Naturally processed non-canonical HLA-A*02:01 presented peptides.

ABSTRACT

Human leukocyte antigen (HLA) class I molecules generally present peptides (p) of 8 to 11 amino acids (aa) in length. Although an increasing number of examples with lengthy (>11 aa) peptides, presented mostly by HLA-B alleles, have been reported. Here we characterize HLA-A*0201 restricted, in addition to the HLA-B*0702 and HLA-B*4402 restricted, lengthy peptides (>11 aa) arising from the B-cell ligandome. We analyzed a number of 15-mer peptides presented by HLA-A*0201, and confirmed pHLA-I formation by HLA folding and thermal stability assays.
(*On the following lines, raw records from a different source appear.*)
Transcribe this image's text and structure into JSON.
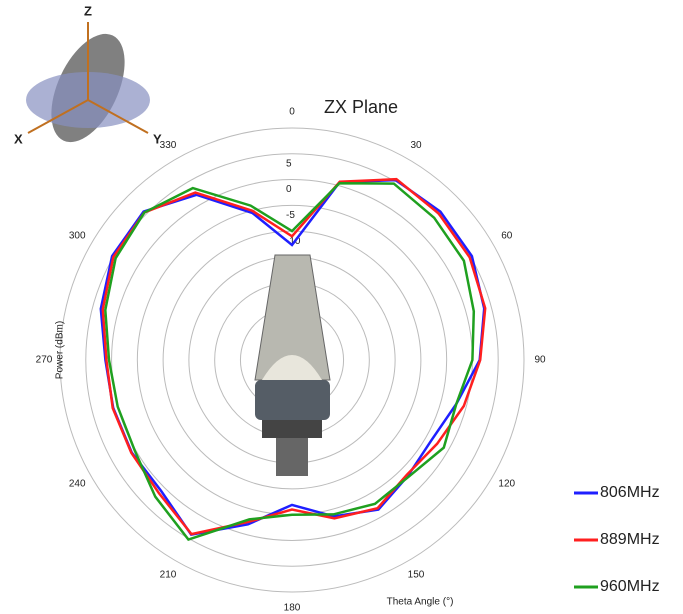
{
  "chart_data": {
    "type": "polar",
    "title": "ZX Plane",
    "theta_label": "Theta  Angle (°)",
    "r_label": "Power (dBm)",
    "theta": [
      0,
      15,
      30,
      45,
      60,
      75,
      90,
      105,
      120,
      135,
      150,
      165,
      180,
      195,
      210,
      225,
      240,
      255,
      270,
      285,
      300,
      315,
      330,
      345
    ],
    "thetaticks": [
      0,
      30,
      60,
      90,
      120,
      150,
      180,
      210,
      240,
      270,
      300,
      330
    ],
    "direction": "clockwise",
    "zero_location": "top",
    "rlim": [
      -35,
      10
    ],
    "rticks": [
      5,
      0,
      -5,
      -10
    ],
    "rgrid": [
      -30,
      -25,
      -20,
      -15,
      -10,
      -5,
      0,
      5,
      10
    ],
    "legend": "right-bottom",
    "series": [
      {
        "name": "806MHz",
        "color": "#1f1fff",
        "values": [
          -12.7,
          0.7,
          5.3,
          5.7,
          5.3,
          3.6,
          1.4,
          -2,
          -3.8,
          -3.2,
          -1.5,
          -3.6,
          -6.9,
          -2,
          4.1,
          0.9,
          0.9,
          0.9,
          1.2,
          3.4,
          5.3,
          5.7,
          2,
          -5.5
        ]
      },
      {
        "name": "889MHz",
        "color": "#ff1f1f",
        "values": [
          -11,
          0.8,
          5.5,
          5.2,
          4.8,
          3.8,
          1.5,
          -0.5,
          -2.5,
          -3.5,
          -1.8,
          -3.2,
          -6,
          -2.5,
          4,
          1.5,
          1,
          1,
          1,
          3,
          5,
          5.5,
          2.5,
          -5
        ]
      },
      {
        "name": "960MHz",
        "color": "#1fa01f",
        "values": [
          -10,
          0.5,
          4.5,
          4,
          3.5,
          1.5,
          0,
          -2,
          -1,
          -3,
          -2.8,
          -4,
          -5,
          -3,
          5.2,
          2.5,
          0.2,
          0,
          0.5,
          2.5,
          4.5,
          5.5,
          3.5,
          -4
        ]
      }
    ]
  }
}
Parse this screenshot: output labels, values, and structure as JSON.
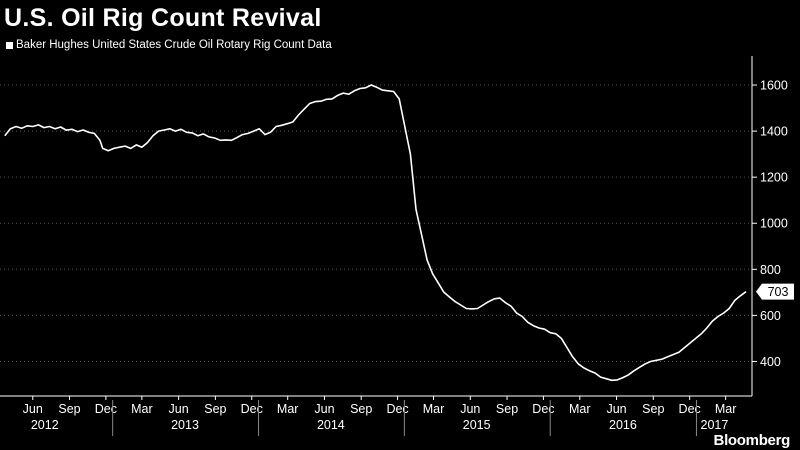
{
  "title": "U.S. Oil Rig Count Revival",
  "legend_label": "Baker Hughes United States Crude Oil Rotary Rig Count Data",
  "brand": "Bloomberg",
  "colors": {
    "background": "#000000",
    "line": "#ffffff",
    "grid": "#555555"
  },
  "chart_data": {
    "type": "line",
    "title": "U.S. Oil Rig Count Revival",
    "xlabel": "",
    "ylabel": "",
    "ylim": [
      250,
      1700
    ],
    "yticks": [
      400,
      600,
      800,
      1000,
      1200,
      1400,
      1600
    ],
    "grid": "horizontal dotted",
    "y_axis_position": "right",
    "last_value_label": "703",
    "month_ticks": [
      {
        "date": "2012-06",
        "label": "Jun"
      },
      {
        "date": "2012-09",
        "label": "Sep"
      },
      {
        "date": "2012-12",
        "label": "Dec"
      },
      {
        "date": "2013-03",
        "label": "Mar"
      },
      {
        "date": "2013-06",
        "label": "Jun"
      },
      {
        "date": "2013-09",
        "label": "Sep"
      },
      {
        "date": "2013-12",
        "label": "Dec"
      },
      {
        "date": "2014-03",
        "label": "Mar"
      },
      {
        "date": "2014-06",
        "label": "Jun"
      },
      {
        "date": "2014-09",
        "label": "Sep"
      },
      {
        "date": "2014-12",
        "label": "Dec"
      },
      {
        "date": "2015-03",
        "label": "Mar"
      },
      {
        "date": "2015-06",
        "label": "Jun"
      },
      {
        "date": "2015-09",
        "label": "Sep"
      },
      {
        "date": "2015-12",
        "label": "Dec"
      },
      {
        "date": "2016-03",
        "label": "Mar"
      },
      {
        "date": "2016-06",
        "label": "Jun"
      },
      {
        "date": "2016-09",
        "label": "Sep"
      },
      {
        "date": "2016-12",
        "label": "Dec"
      },
      {
        "date": "2017-03",
        "label": "Mar"
      }
    ],
    "year_labels": [
      {
        "date": "2012-07-15",
        "label": "2012"
      },
      {
        "date": "2013-07-01",
        "label": "2013"
      },
      {
        "date": "2014-07-01",
        "label": "2014"
      },
      {
        "date": "2015-07-01",
        "label": "2015"
      },
      {
        "date": "2016-07-01",
        "label": "2016"
      },
      {
        "date": "2017-02-15",
        "label": "2017"
      }
    ],
    "series": [
      {
        "points": [
          [
            "2012-04-06",
            1380
          ],
          [
            "2012-04-20",
            1410
          ],
          [
            "2012-05-04",
            1420
          ],
          [
            "2012-05-18",
            1412
          ],
          [
            "2012-06-01",
            1423
          ],
          [
            "2012-06-15",
            1420
          ],
          [
            "2012-06-29",
            1427
          ],
          [
            "2012-07-13",
            1415
          ],
          [
            "2012-07-27",
            1420
          ],
          [
            "2012-08-10",
            1410
          ],
          [
            "2012-08-24",
            1418
          ],
          [
            "2012-09-07",
            1404
          ],
          [
            "2012-09-21",
            1408
          ],
          [
            "2012-10-05",
            1398
          ],
          [
            "2012-10-19",
            1405
          ],
          [
            "2012-11-02",
            1395
          ],
          [
            "2012-11-16",
            1390
          ],
          [
            "2012-11-30",
            1360
          ],
          [
            "2012-12-07",
            1325
          ],
          [
            "2012-12-21",
            1315
          ],
          [
            "2013-01-04",
            1325
          ],
          [
            "2013-01-18",
            1330
          ],
          [
            "2013-02-01",
            1335
          ],
          [
            "2013-02-15",
            1325
          ],
          [
            "2013-03-01",
            1340
          ],
          [
            "2013-03-15",
            1330
          ],
          [
            "2013-03-29",
            1350
          ],
          [
            "2013-04-12",
            1380
          ],
          [
            "2013-04-26",
            1400
          ],
          [
            "2013-05-10",
            1405
          ],
          [
            "2013-05-24",
            1410
          ],
          [
            "2013-06-07",
            1400
          ],
          [
            "2013-06-21",
            1408
          ],
          [
            "2013-07-05",
            1395
          ],
          [
            "2013-07-19",
            1392
          ],
          [
            "2013-08-02",
            1380
          ],
          [
            "2013-08-16",
            1388
          ],
          [
            "2013-08-30",
            1375
          ],
          [
            "2013-09-13",
            1370
          ],
          [
            "2013-09-27",
            1360
          ],
          [
            "2013-10-11",
            1362
          ],
          [
            "2013-10-25",
            1360
          ],
          [
            "2013-11-08",
            1372
          ],
          [
            "2013-11-22",
            1385
          ],
          [
            "2013-12-06",
            1390
          ],
          [
            "2013-12-20",
            1400
          ],
          [
            "2014-01-03",
            1410
          ],
          [
            "2014-01-17",
            1385
          ],
          [
            "2014-01-31",
            1395
          ],
          [
            "2014-02-14",
            1420
          ],
          [
            "2014-02-28",
            1425
          ],
          [
            "2014-03-14",
            1432
          ],
          [
            "2014-03-28",
            1440
          ],
          [
            "2014-04-11",
            1470
          ],
          [
            "2014-04-25",
            1495
          ],
          [
            "2014-05-09",
            1520
          ],
          [
            "2014-05-23",
            1528
          ],
          [
            "2014-06-06",
            1530
          ],
          [
            "2014-06-20",
            1538
          ],
          [
            "2014-07-04",
            1540
          ],
          [
            "2014-07-18",
            1555
          ],
          [
            "2014-08-01",
            1565
          ],
          [
            "2014-08-15",
            1560
          ],
          [
            "2014-08-29",
            1575
          ],
          [
            "2014-09-12",
            1585
          ],
          [
            "2014-09-26",
            1588
          ],
          [
            "2014-10-10",
            1600
          ],
          [
            "2014-10-24",
            1590
          ],
          [
            "2014-11-07",
            1578
          ],
          [
            "2014-11-21",
            1575
          ],
          [
            "2014-12-05",
            1572
          ],
          [
            "2014-12-19",
            1540
          ],
          [
            "2015-01-02",
            1420
          ],
          [
            "2015-01-16",
            1300
          ],
          [
            "2015-01-30",
            1060
          ],
          [
            "2015-02-13",
            950
          ],
          [
            "2015-02-27",
            840
          ],
          [
            "2015-03-13",
            780
          ],
          [
            "2015-03-27",
            740
          ],
          [
            "2015-04-10",
            700
          ],
          [
            "2015-04-24",
            680
          ],
          [
            "2015-05-08",
            660
          ],
          [
            "2015-05-22",
            645
          ],
          [
            "2015-06-05",
            630
          ],
          [
            "2015-06-19",
            628
          ],
          [
            "2015-07-03",
            630
          ],
          [
            "2015-07-17",
            645
          ],
          [
            "2015-07-31",
            660
          ],
          [
            "2015-08-14",
            672
          ],
          [
            "2015-08-28",
            675
          ],
          [
            "2015-09-11",
            655
          ],
          [
            "2015-09-25",
            640
          ],
          [
            "2015-10-09",
            610
          ],
          [
            "2015-10-23",
            595
          ],
          [
            "2015-11-06",
            570
          ],
          [
            "2015-11-20",
            555
          ],
          [
            "2015-12-04",
            545
          ],
          [
            "2015-12-18",
            540
          ],
          [
            "2016-01-01",
            525
          ],
          [
            "2016-01-15",
            520
          ],
          [
            "2016-01-29",
            500
          ],
          [
            "2016-02-12",
            460
          ],
          [
            "2016-02-26",
            420
          ],
          [
            "2016-03-11",
            390
          ],
          [
            "2016-03-25",
            372
          ],
          [
            "2016-04-08",
            360
          ],
          [
            "2016-04-22",
            350
          ],
          [
            "2016-05-06",
            332
          ],
          [
            "2016-05-20",
            325
          ],
          [
            "2016-06-03",
            318
          ],
          [
            "2016-06-17",
            320
          ],
          [
            "2016-07-01",
            330
          ],
          [
            "2016-07-15",
            342
          ],
          [
            "2016-07-29",
            360
          ],
          [
            "2016-08-12",
            375
          ],
          [
            "2016-08-26",
            390
          ],
          [
            "2016-09-09",
            400
          ],
          [
            "2016-09-23",
            405
          ],
          [
            "2016-10-07",
            410
          ],
          [
            "2016-10-21",
            420
          ],
          [
            "2016-11-04",
            430
          ],
          [
            "2016-11-18",
            440
          ],
          [
            "2016-12-02",
            460
          ],
          [
            "2016-12-16",
            480
          ],
          [
            "2016-12-30",
            500
          ],
          [
            "2017-01-13",
            520
          ],
          [
            "2017-01-27",
            545
          ],
          [
            "2017-02-10",
            575
          ],
          [
            "2017-02-24",
            595
          ],
          [
            "2017-03-10",
            610
          ],
          [
            "2017-03-24",
            630
          ],
          [
            "2017-04-07",
            665
          ],
          [
            "2017-04-21",
            685
          ],
          [
            "2017-05-05",
            703
          ]
        ]
      }
    ]
  }
}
Surprisingly the binding affinity and stability of the 15-mer epitopes in complex with HLA-A*0201 were comparable with the values observed for canonical length (8 to 11 aa) HLA-A*0201-restricted peptides. We solved the structures of two 15-mer epitopes in complex with HLA-A*0201, within which the peptides adopted distinct super-bulged conformations. Moreover, we demonstrate that T-cells can recognize the 15-mer peptides in the context of HLA-A*0201, indicating that these 15-mer peptides represent immunogenic ligands. Collectively, our data expand our understanding of longer epitopes in the context of HLA-I, highlighting that they are not limited to the HLA-B family, but can bind the ubiquitous HLA-A*0201 molecule, and play an important role in T-cell immunity.